Sport : Drechsler gibt auf – und macht weiter

Frank Bachner

Braunschweig - Heike Drechsler senkte kurz den Kopf, konzentrierte sich, dann sprintete sie los. Sie rannte bis zum Absprungbalken, das Publikum klatschte rhythmisch. Heike Drechsler sprang ab, es war ihr erster Versuch, dann landete sie nach 6,21 m im Sand. Das Publikum klatschte immer noch, obwohl Heike Drechsler mit verkniffenem Gesicht aus der Weitsprunggrube trottete. In dieser Sekunde wusste niemand auf der Tribüne des Braunschweiger Stadions, dass Heike Drechsler, die Doppel-Olympiasiegerin im Weitsprung, gerade ihren letzten Sprung vollendet hatte. Zumindest hier, bei den deutschen Leichtathletik-Meisterschaften. Heike Drechsler hatte sich beim Absprung verletzt.

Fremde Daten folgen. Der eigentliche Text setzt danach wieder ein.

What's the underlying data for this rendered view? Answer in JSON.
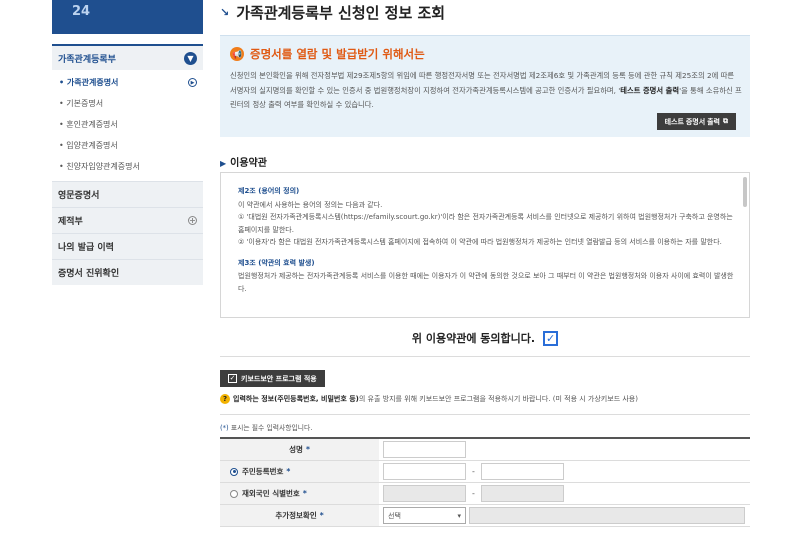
{
  "sidebar": {
    "banner_text": "24",
    "section_title": "가족관계등록부",
    "sub_items": [
      {
        "label": "• 가족관계증명서",
        "active": true
      },
      {
        "label": "• 기본증명서",
        "active": false
      },
      {
        "label": "• 혼인관계증명서",
        "active": false
      },
      {
        "label": "• 입양관계증명서",
        "active": false
      },
      {
        "label": "• 친양자입양관계증명서",
        "active": false
      }
    ],
    "main_items": [
      {
        "label": "영문증명서",
        "expandable": false
      },
      {
        "label": "제적부",
        "expandable": true
      },
      {
        "label": "나의 발급 이력",
        "expandable": false
      },
      {
        "label": "증명서 진위확인",
        "expandable": false
      }
    ]
  },
  "page": {
    "title": "가족관계등록부 신청인 정보 조회"
  },
  "notice": {
    "title": "증명서를 열람 및 발급받기 위해서는",
    "body_1": "신청인의 본인확인을 위해 전자정부법 제29조제5항의 위임에 따른 행정전자서명 또는 전자서명법 제2조제6호 및 가족관계의 등록 등에 관한 규칙 제25조의 2에 따른 서명자의 실지명의를 확인할 수 있는 인증서 중 법원행정처장이 지정하여 전자가족관계등록시스템에 공고한 인증서가 필요하며, '",
    "body_bold": "테스트 증명서 출력",
    "body_2": "'을 통해 소유하신 프린터의 정상 출력 여부를 확인하실 수 있습니다.",
    "test_button": "테스트 증명서 출력"
  },
  "terms": {
    "heading": "이용약관",
    "art2_title": "제2조 (용어의 정의)",
    "art2_intro": "이 약관에서 사용하는 용어의 정의는 다음과 같다.",
    "art2_item1": "① '대법원 전자가족관계등록시스템(https://efamily.scourt.go.kr)'이라 함은 전자가족관계등록 서비스를 인터넷으로 제공하기 위하여 법원행정처가 구축하고 운영하는 홈페이지를 말한다.",
    "art2_item2": "② '이용자'라 함은 대법원 전자가족관계등록시스템 홈페이지에 접속하여 이 약관에 따라 법원행정처가 제공하는 인터넷 열람발급 등의 서비스를 이용하는 자를 말한다.",
    "art3_title": "제3조 (약관의 효력 발생)",
    "art3_body": "법원행정처가 제공하는 전자가족관계등록 서비스를 이용한 때에는 이용자가 이 약관에 동의한 것으로 보아 그 때부터 이 약관은 법원행정처와 이용자 사이에 효력이 발생한다.",
    "agree_text": "위 이용약관에 동의합니다."
  },
  "keyboard": {
    "button": "키보드보안 프로그램 적용",
    "note_bold": "입력하는 정보(주민등록번호, 비밀번호 등)",
    "note_rest": "의 유출 방지를 위해 키보드보안 프로그램을 적용하시기 바랍니다. (미 적용 시 가상키보드 사용)"
  },
  "form": {
    "required_note_star": "(*)",
    "required_note": " 표시는 필수 입력사항입니다.",
    "rows": [
      {
        "label": "성명",
        "star": "*"
      },
      {
        "label": "주민등록번호",
        "star": "*",
        "radio": true,
        "checked": true
      },
      {
        "label": "재외국민 식별번호",
        "star": "*",
        "radio": true,
        "checked": false
      },
      {
        "label": "추가정보확인",
        "star": "*"
      }
    ],
    "dash": "-",
    "select_value": "선택"
  }
}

Eine Oberschenkelzerrung nach einem Versuch, das wirkte fast schon wie inszeniert. Als bitterer Höhepunkt eines bitteren Auftritts. Heike Drechsler hatte bis zum vergangenen Donnerstag auf die Olympia-Qualifikation gehofft, obwohl diese Chance gleich null war. Sie hätte 6,70 Meter springen müssen. Ihre Saisonbestleistung stand bei 6,39 Meter. Mit dieser Weite wäre sie gestern Sechste geworden, obwohl Urszula Westhof-Gutowicz mit nur 6,51 Meter gewann.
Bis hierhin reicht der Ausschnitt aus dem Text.